1960'larda Seyfi Tatar, Celal Sandal, Cemal Kamacı, Nazif Kuran, Engin Yadigâr ve Kemal Yalçınkaya gibi boksörler yetişti. Bu sporcular Akdeniz Oyunları, Balkan Şampiyonası ve Avrupa Şampiyonası'nda birçok madalya kazandılar. 1970'ler ve 1908’lerde de Türk boksörler özellikle Akdeniz Oyunları ve Balkan Şampiyonası'nda başarılı oldular. Celal Sandal yedi birincilik ve iki ikincilik, Seyfi Tatar altı birincilik, sekiz ikincilik kazandı. 1984’te Los Angeles’ta düzenlenen Olimpiyat Oyunları'nda Eyüp Can ve Turgut Aykaç üçüncü oldular. Bu Türk boksörlerin Olimpiyat Oyunları’nda aldıkları ilk derecelerdi. Eyüp Can ayrıca 1985’te Dünya üçüncüsü, 1989’da da Danimarka lisansıyla Avrupa şampiyonu oldu.
Türk boksörler 1990’larda Akdeniz Oyunları’nda, Dünya ve Avrupa şampiyonalarında pek çok gümüş ve bronz madalya kazandılar. Nurhan Süleymanoğlu 1993’te Avrupa şampiyonu, Sinan Şamil Sam 1993’te Akdeniz Oyunları birincisi ve 1999’da Dünya şampiyonu oldu.

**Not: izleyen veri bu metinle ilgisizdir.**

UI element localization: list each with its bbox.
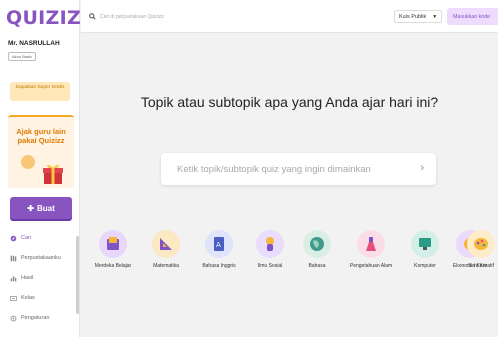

Malik Beyleroğlu 1996’da Atlanta’da yapılan Olimpiyat Oyunları’nda ikincilik elde etti. 2000’de yapılan Avrupa Şampiyonası’nda Agasi Agagüloğlu, Ramaz (Ramazan) Paliani ve Bülent Ulusoy altın madalya alırken, Türkiye de takım sıralamasında ikinci oldu.